Were Smith to address freshmen entering Maine, she would try to help them understand that the first year, if they play a sport, will be “a very hectic one.”
She would want them to know, if they are serious about their studies and their sport, they won’t have much of a social life. But that “is by choice.”
And she would want them to know, if they have the ability and the opportunity, they could do even more than she did. It all depends on commitment.
That character trait is something this young lady from Munnsville, N.Y., obviously learned from Dale and Joanne, her parents.

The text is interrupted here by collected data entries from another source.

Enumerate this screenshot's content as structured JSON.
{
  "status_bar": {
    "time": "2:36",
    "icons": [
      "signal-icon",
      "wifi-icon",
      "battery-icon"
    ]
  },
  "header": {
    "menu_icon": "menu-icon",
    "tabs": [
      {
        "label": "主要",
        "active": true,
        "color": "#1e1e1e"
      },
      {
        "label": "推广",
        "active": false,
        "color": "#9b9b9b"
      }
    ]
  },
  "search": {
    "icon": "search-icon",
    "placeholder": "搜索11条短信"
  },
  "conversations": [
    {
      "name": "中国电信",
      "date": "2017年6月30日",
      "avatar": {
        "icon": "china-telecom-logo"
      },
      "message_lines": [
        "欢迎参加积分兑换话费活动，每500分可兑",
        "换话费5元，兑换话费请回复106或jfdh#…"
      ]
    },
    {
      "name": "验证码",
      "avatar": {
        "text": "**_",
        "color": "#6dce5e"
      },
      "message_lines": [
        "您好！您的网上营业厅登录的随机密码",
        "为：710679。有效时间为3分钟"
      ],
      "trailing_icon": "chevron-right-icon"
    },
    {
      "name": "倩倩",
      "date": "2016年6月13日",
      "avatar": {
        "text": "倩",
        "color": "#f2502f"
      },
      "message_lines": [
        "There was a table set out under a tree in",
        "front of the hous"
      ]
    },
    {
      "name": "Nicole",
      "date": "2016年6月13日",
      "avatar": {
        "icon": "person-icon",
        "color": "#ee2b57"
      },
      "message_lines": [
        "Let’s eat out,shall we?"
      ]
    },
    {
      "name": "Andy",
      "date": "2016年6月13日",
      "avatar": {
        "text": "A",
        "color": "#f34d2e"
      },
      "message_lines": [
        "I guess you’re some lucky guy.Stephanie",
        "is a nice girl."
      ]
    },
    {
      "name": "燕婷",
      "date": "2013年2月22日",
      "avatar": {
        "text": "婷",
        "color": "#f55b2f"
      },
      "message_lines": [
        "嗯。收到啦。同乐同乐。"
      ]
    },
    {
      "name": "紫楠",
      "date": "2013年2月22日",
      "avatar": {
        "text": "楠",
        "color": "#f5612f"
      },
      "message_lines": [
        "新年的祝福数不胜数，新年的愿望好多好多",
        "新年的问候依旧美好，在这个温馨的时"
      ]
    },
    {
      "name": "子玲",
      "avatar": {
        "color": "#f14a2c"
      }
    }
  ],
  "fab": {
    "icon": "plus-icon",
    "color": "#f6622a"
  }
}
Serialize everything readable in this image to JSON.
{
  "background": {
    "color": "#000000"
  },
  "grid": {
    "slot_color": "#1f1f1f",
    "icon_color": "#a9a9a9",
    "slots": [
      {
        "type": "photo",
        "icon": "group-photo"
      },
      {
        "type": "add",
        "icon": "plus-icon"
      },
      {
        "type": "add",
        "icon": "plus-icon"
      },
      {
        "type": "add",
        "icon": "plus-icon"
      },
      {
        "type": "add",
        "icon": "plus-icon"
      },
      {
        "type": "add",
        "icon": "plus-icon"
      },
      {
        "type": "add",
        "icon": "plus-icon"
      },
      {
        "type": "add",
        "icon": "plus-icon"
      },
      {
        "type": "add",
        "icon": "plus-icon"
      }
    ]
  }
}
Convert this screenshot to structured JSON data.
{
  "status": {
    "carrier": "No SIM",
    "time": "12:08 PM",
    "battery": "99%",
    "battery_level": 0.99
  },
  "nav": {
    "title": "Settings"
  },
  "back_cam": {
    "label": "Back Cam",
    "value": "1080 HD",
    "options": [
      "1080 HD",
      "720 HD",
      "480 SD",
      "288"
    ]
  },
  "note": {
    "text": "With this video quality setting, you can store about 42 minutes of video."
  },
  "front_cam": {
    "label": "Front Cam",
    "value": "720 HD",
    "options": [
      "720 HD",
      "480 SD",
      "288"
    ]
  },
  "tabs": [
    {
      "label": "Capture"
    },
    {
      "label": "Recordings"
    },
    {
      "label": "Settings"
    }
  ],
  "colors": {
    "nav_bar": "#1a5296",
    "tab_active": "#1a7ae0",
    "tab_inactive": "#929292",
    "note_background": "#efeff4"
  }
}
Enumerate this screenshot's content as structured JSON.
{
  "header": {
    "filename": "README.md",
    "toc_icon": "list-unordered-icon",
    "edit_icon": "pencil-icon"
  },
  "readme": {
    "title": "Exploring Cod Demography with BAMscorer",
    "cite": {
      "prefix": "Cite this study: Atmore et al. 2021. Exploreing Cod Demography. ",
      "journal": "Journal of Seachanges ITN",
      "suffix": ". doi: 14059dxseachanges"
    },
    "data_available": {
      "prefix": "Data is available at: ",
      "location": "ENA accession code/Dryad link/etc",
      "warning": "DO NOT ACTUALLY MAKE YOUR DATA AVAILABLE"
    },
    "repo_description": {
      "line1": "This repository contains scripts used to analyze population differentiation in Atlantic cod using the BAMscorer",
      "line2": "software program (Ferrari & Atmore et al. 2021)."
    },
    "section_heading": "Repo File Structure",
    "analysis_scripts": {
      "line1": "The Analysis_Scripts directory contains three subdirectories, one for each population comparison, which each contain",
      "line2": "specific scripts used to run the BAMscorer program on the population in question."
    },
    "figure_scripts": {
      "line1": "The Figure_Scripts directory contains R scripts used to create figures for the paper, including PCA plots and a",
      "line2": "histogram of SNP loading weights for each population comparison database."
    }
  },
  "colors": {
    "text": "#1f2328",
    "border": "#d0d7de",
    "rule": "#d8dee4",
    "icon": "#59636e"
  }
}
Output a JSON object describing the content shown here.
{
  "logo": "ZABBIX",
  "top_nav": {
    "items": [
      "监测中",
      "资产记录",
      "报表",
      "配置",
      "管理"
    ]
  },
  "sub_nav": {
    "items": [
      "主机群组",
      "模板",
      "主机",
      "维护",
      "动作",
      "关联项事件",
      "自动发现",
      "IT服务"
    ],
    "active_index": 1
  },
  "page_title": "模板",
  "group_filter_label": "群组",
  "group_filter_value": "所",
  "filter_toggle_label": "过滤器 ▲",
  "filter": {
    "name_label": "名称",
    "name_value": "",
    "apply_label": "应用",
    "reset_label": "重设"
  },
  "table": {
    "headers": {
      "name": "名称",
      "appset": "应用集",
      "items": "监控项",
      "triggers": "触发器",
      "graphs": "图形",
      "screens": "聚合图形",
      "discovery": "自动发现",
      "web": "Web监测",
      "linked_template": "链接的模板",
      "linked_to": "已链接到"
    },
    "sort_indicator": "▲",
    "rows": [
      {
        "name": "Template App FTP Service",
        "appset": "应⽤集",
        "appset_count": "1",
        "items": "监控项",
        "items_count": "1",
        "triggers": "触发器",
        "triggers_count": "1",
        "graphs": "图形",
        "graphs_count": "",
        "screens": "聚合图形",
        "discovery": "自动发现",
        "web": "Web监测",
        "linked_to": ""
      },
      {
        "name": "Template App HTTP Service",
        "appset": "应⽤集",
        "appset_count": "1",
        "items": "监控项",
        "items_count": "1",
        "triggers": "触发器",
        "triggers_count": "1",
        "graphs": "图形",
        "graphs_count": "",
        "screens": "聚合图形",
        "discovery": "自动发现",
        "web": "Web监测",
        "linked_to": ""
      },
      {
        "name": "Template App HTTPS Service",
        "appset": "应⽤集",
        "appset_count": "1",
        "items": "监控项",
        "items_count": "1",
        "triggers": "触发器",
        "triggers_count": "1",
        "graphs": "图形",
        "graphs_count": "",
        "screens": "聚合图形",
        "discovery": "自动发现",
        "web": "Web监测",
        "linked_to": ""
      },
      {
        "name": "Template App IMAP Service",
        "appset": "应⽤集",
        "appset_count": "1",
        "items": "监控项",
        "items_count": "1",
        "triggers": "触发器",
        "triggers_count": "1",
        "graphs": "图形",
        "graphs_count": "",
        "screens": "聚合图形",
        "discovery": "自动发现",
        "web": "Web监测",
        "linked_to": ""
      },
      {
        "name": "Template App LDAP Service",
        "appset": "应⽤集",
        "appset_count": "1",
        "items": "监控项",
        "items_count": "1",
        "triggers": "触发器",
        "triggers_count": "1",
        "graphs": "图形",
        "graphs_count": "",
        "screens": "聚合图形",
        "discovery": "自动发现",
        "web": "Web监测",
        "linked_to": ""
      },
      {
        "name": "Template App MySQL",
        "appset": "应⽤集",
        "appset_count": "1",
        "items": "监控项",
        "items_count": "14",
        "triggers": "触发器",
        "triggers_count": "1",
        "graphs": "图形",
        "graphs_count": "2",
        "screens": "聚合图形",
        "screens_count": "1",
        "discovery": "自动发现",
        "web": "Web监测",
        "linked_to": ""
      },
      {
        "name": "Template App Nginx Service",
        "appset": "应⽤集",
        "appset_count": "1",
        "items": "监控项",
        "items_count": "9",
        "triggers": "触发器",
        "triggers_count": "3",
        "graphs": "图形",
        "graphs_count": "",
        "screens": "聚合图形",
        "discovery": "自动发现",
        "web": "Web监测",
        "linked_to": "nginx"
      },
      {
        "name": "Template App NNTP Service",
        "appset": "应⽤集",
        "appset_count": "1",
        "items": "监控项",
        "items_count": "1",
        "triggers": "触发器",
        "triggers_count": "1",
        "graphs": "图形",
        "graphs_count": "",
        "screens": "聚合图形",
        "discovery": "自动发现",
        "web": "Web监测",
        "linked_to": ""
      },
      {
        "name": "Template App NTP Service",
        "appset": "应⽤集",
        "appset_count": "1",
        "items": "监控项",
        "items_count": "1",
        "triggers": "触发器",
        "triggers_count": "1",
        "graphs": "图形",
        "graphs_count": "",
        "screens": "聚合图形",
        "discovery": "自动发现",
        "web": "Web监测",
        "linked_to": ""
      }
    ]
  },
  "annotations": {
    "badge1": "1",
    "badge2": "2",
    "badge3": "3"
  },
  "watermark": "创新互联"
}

I met Mrs. Smith Friday afternoon. She had just completed a nine-hour drive to Lengyel Field, something she does on a regular basis. In four years, the Smiths have missed just a few games.
“We aren’t able to stay the full two weeks when they were in Flordia,” Mrs. Smith. “We usually make 10 days. But those are the only ones we miss.”
The family bought a new van in February. Give or take a few hundred around-town miles, it has already passed the 9,000-mile mark following Maine softball.
Deb gave her mother something to cheer about Friday, pitching a 5-0 shutout over Drexel.
Defensively, she threw 97 pitches at 26 batters in seven innings, giving up two hits, two walks, and striking out six.
Offensively, Maine’s No. 3 batter singled and scored in the first inning, and doubled, driving in a run in the fifth.
From her perspective, however, it wasn’t the prettiest of wins.
In fact, she was a bit frustrated after giving up her first walk and first hit in the second inning, and another of each in the third. A wild pitch advancing a runner didn’t make her happy, either.
So, what did she do about it? She bore down like heck in the fourth, facing only three batters. They made contact with the ball, but didn’t get to first.
And, between innings, she kept throwing. Not a bad idea, considering how cold it was.
Deb Smith is a fun pitcher to watch. She’s a speedy windmiller who emits a nearly indescribable sound when she’s warming up – sort of a cross between an “ehhhh” and a “mouwaah,” but loud enough to let you know she means business.
The Drexel players thought so. They didn’t play badly at all, they told each other. She was just good. Good enough, perhaps, that her season won’t end too soon.
Mom and Dad are ready to go anywhere to watch their daughter compete in post-season play. She hopes to offer them that opportunity.